Um das offensichtliche Defizit im Angebot von Reinickendorfer Integrierten Sekundarschulen (ISSn), die einen direkten Weg zum Abitur ermöglichen, zu beheben, forderte die Fraktion Bündnis 90/Die Grünen das Bezirksamt auf, eine weitere gemeinsame Oberstufe an den ISSn „Carl-Bosch-Schule“ und „Carl-Benz-Schule“ zu schaffen. Dieser Antrag wurde im Schulausschuss von den Fraktionen der CDU und der AfD abgelehnt. Im Zusammenhang mit der von der CDU ersuchten BVV-Anfrage, für mehr verbindliche Kooperationen von ISSn mit Schulen mit Oberstufe, erscheint dieses Abstimmungsverhalten unlogisch.

An Gymnasien wird das Abitur in 8 Jahren erreicht (G8), die ISSn bieten das Abitur in 9 Jahren (G9) an. Viele Kinder und Eltern haben sich deshalb in der Vergangenheit für die Anmeldung an ISSn mit eigener Oberstufe entschieden. Die beiden einzigen ISSn mit Oberstufe, „Max-Beckmann“ und „Bettina-von-Arnim“, erhalten derzeit mehr Anfragen als sie Plätze anbieten können. Die Fraktion Bündnis 90 / Die Grünen unterstützt mit ihrem Antrag deshalb den Vorstoß der Elternschaft und des Lehrer*innen-Kollegiums der „Carl-Bosch-Schule“ und der „Carl-Benz-Schule“, eine gemeinsame Oberstufe im Norden Reinickendorfs zu schaffen, um den Weg zu einer allgemeinen Hochschulreife auf diesem Schulweg zu erleichtern.
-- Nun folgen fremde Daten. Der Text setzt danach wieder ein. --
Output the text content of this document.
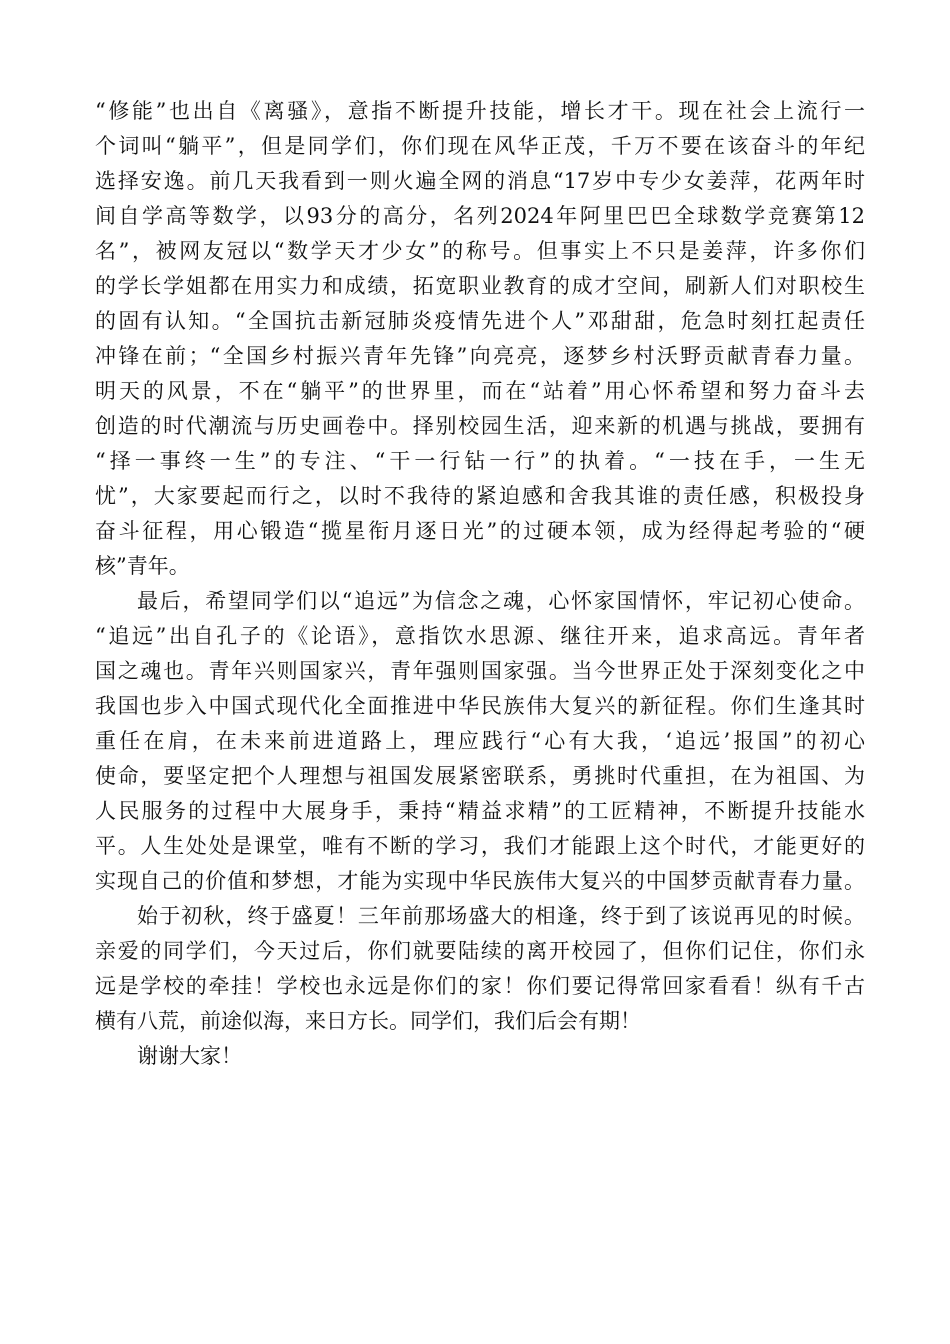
“修能”也出自《离骚》，意指不断提升技能，增长才干。现在社会上流行一
个词叫“躺平”，但是同学们，你们现在风华正茂，千万不要在该奋斗的年纪
选择安逸。前几天我看到一则火遍全网的消息“17岁中专少女姜萍，花两年时
间自学高等数学，以93分的高分，名列2024年阿里巴巴全球数学竞赛第12
名”，被网友冠以“数学天才少女”的称号。但事实上不只是姜萍，许多你们
的学长学姐都在用实力和成绩，拓宽职业教育的成才空间，刷新人们对职校生
的固有认知。“全国抗击新冠肺炎疫情先进个人”邓甜甜，危急时刻扛起责任
冲锋在前；“全国乡村振兴青年先锋”向亮亮，逐梦乡村沃野贡献青春力量。
明天的风景，不在“躺平”的世界里，而在“站着”用心怀希望和努力奋斗去
创造的时代潮流与历史画卷中。择别校园生活，迎来新的机遇与挑战，要拥有
“择一事终一生”的专注、“干一行钻一行”的执着。“一技在手，一生无
忧”，大家要起而行之，以时不我待的紧迫感和舍我其谁的责任感，积极投身
奋斗征程，用心锻造“揽星衔月逐日光”的过硬本领，成为经得起考验的“硬
核”青年。
最后，希望同学们以“追远”为信念之魂，心怀家国情怀，牢记初心使命。
“追远”出自孔子的《论语》，意指饮水思源、继往开来，追求高远。青年者
国之魂也。青年兴则国家兴，青年强则国家强。当今世界正处于深刻变化之中
我国也步入中国式现代化全面推进中华民族伟大复兴的新征程。你们生逢其时
重任在肩，在未来前进道路上，理应践行“心有大我，‘追远’报国”的初心
使命，要坚定把个人理想与祖国发展紧密联系，勇挑时代重担，在为祖国、为
人民服务的过程中大展身手，秉持“精益求精”的工匠精神，不断提升技能水
平。人生处处是课堂，唯有不断的学习，我们才能跟上这个时代，才能更好的
实现自己的价值和梦想，才能为实现中华民族伟大复兴的中国梦贡献青春力量。
始于初秋，终于盛夏！三年前那场盛大的相逢，终于到了该说再见的时候。
亲爱的同学们，今天过后，你们就要陆续的离开校园了，但你们记住，你们永
远是学校的牵挂！学校也永远是你们的家！你们要记得常回家看看！纵有千古
横有八荒，前途似海，来日方长。同学们，我们后会有期！
谢谢大家！
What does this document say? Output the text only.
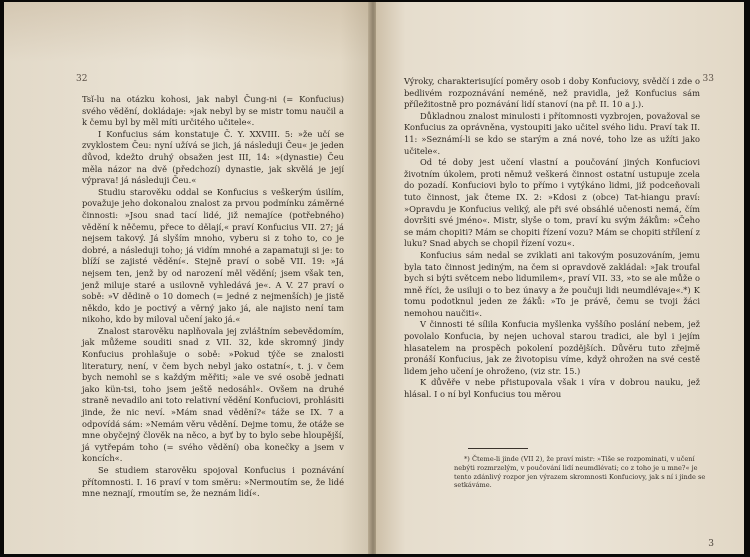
32

Tsĭ-lu na otázku kohosi, jak nabyl Čung-ni (= Konfucius) svého vědění, dokládaje: »jak nebyl by se mistr tomu naučil a k čemu byl by měl míti určitého učitele«.

I Konfucius sám konstatuje Č. Y. XXVIII. 5: »že učí se zvyklostem Čeu: nyní užívá se jich, já následuji Čeu« je jeden důvod, kdežto druhý obsažen jest III, 14: »(dynastie) Čeu měla názor na dvě (předchozí) dynastie, jak skvělá je její výprava! já následuji Čeu.«

Studiu starověku oddal se Konfucius s veškerým úsilím, považuje jeho dokonalou znalost za prvou podmínku záměrné činnosti: »Jsou snad tací lidé, již nemajíce (potřebného) vědění k něčemu, přece to dělají,« praví Konfucius VII. 27; já nejsem takový. Já slyším mnoho, vyberu si z toho to, co je dobré, a následuji toho; já vidím mnohé a zapamatuji si je: to blíží se zajisté vědění«. Stejně praví o sobě VII. 19: »Já nejsem ten, jenž by od narození měl vědění; jsem však ten, jenž miluje staré a usilovně vyhledává je«. A V. 27 praví o sobě: »V dědině o 10 domech (= jedné z nejmenších) je jistě někdo, kdo je poctivý a věrný jako já, ale najisto není tam nikoho, kdo by miloval učení jako já.«

Znalost starověku naplňovala jej zvláštním sebevědomím, jak můžeme souditi snad z VII. 32, kde skromný jindy Konfucius prohlašuje o sobě: »Pokud týče se znalosti literatury, není, v čem bych nebyl jako ostatní«, t. j. v čem bych nemohl se s každým měřiti; »ale ve své osobě jednati jako kün-tsi, toho jsem ještě nedosáhl«. Ovšem na druhé straně nevadilo ani toto relativní vědění Konfuciovi, prohlásiti jinde, že nic neví. »Mám snad vědění?« táže se IX. 7 a odpovídá sám: »Nemám věru vědění. Dejme tomu, že otáže se mne obyčejný člověk na něco, a byť by to bylo sebe hloupější, já vytřepám toho (= svého vědění) oba konečky a jsem v koncích«.

Se studiem starověku spojoval Konfucius i poznávání přítomnosti. I. 16 praví v tom směru: »Nermoutím se, že lidé mne neznají, rmoutím se, že neznám lidí«.

33

Výroky, charakterisující poměry osob i doby Konfuciovy, svědčí i zde o bedlivém rozpoznávání neméně, než pravidla, jež Konfucius sám příležitostně pro poznávání lidí stanoví (na př. II. 10 a j.).

Důkladnou znalost minulosti i přítomnosti vyzbrojen, považoval se Konfucius za oprávněna, vystoupiti jako učitel svého lidu. Praví tak II. 11: »Seznámí-li se kdo se starým a zná nové, toho lze as užíti jako učitele«.

Od té doby jest učení vlastní a poučování jiných Konfuciovi životním úkolem, proti němuž veškerá činnost ostatní ustupuje zcela do pozadí. Konfuciovi bylo to přímo i vytýkáno lidmi, již podceňovali tuto činnost, jak čteme IX. 2: »Kdosi z (obce) Tat-hiangu praví: »Opravdu je Konfucius veliký, ale při své obsáhlé učenosti nemá, čím dovršiti své jméno«. Mistr, slyše o tom, praví ku svým žákům: »Čeho se mám chopiti? Mám se chopiti řízení vozu? Mám se chopiti střílení z luku? Snad abych se chopil řízení vozu«.

Konfucius sám nedal se zviklati ani takovým posuzováním, jemu byla tato činnost jediným, na čem si opravdově zakládal: »Jak troufal bych si býti světcem nebo lidumilem«, praví VII. 33, »to se ale může o mně říci, že usiluji o to bez únavy a že poučuji lidi neumdlévaje«.*) K tomu podotknul jeden ze žáků: »To je právě, čemu se tvoji žáci nemohou naučiti«.

V činnosti té sílila Konfucia myšlenka vyššího poslání nebem, jež povolalo Konfucia, by nejen uchoval starou tradici, ale byl i jejím hlasatelem na prospěch pokolení pozdějších. Důvěru tuto zřejmě pronáší Konfucius, jak ze životopisu víme, když ohrožen na své cestě lidem jeho učení je ohroženo, (viz str. 15.)

K důvěře v nebe přistupovala však i víra v dobrou nauku, jež hlásal. I o ní byl Konfucius tou měrou

*) Čteme-li jinde (VII 2), že praví mistr: »Tiše se rozpominati, v učení nebýti rozmrzelým, v poučování lidí neumdlévati; co z toho je u mne?« je tento zdánlivý rozpor jen výrazem skromnosti Konfuciovy, jak s ní i jinde se setkáváme.
3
Die Ablehnung des Antrages für eine weitere Oberstufe seitens der CDU und der AfD sei „unverständlich“, so Hinrich Westerkamp, schulpolitischer Sprecher und Fraktionsvorsitzender von Bündnis 90/Die Grünen. Er sieht in dem Abstimmungsverhalten der CDU Fraktion weder eine konsequente noch eine konsistente Sacharbeit. Die Forderung der CDU nach mehr verbindlichen Kooperationen von ISSn mit Schulen mit Oberstufe sei im Kontext der völlig überbelegten „Bettina-von-Arnim“ Schule und „Max-Beckmann“ Schule mit der Ablehnung des Antrages nicht vereinbar. Alle Kooperationsvereinbarungen der Reinickendorfer ISSn mit Schulen mit Oberstufe wurden aufgekündigt, da die beiden einzigen Optionen an den Schulen „Bettina-von-Arnim“ und „Max-Beckmann“ überbelegt waren und daher die Zusage für einen verlässlichen Weg zum Abitur nicht sichergestellt werden konnte. Der Bezirk verweist auf die vom Senat verantworteten Oberstufenzentren. Diese sind bislang nicht ausgelastet und stellen eine Alternative dar, werden jedoch von der betreffenden Elternschaft nur ungern in Betracht gezogen, da sie in der Regel einen fachspezifischen Schwerpunkt vorgeben. Die Nachfrage für weitere Oberstufen an den ISSn in Reinickendorf ist also sichtlich vorhanden.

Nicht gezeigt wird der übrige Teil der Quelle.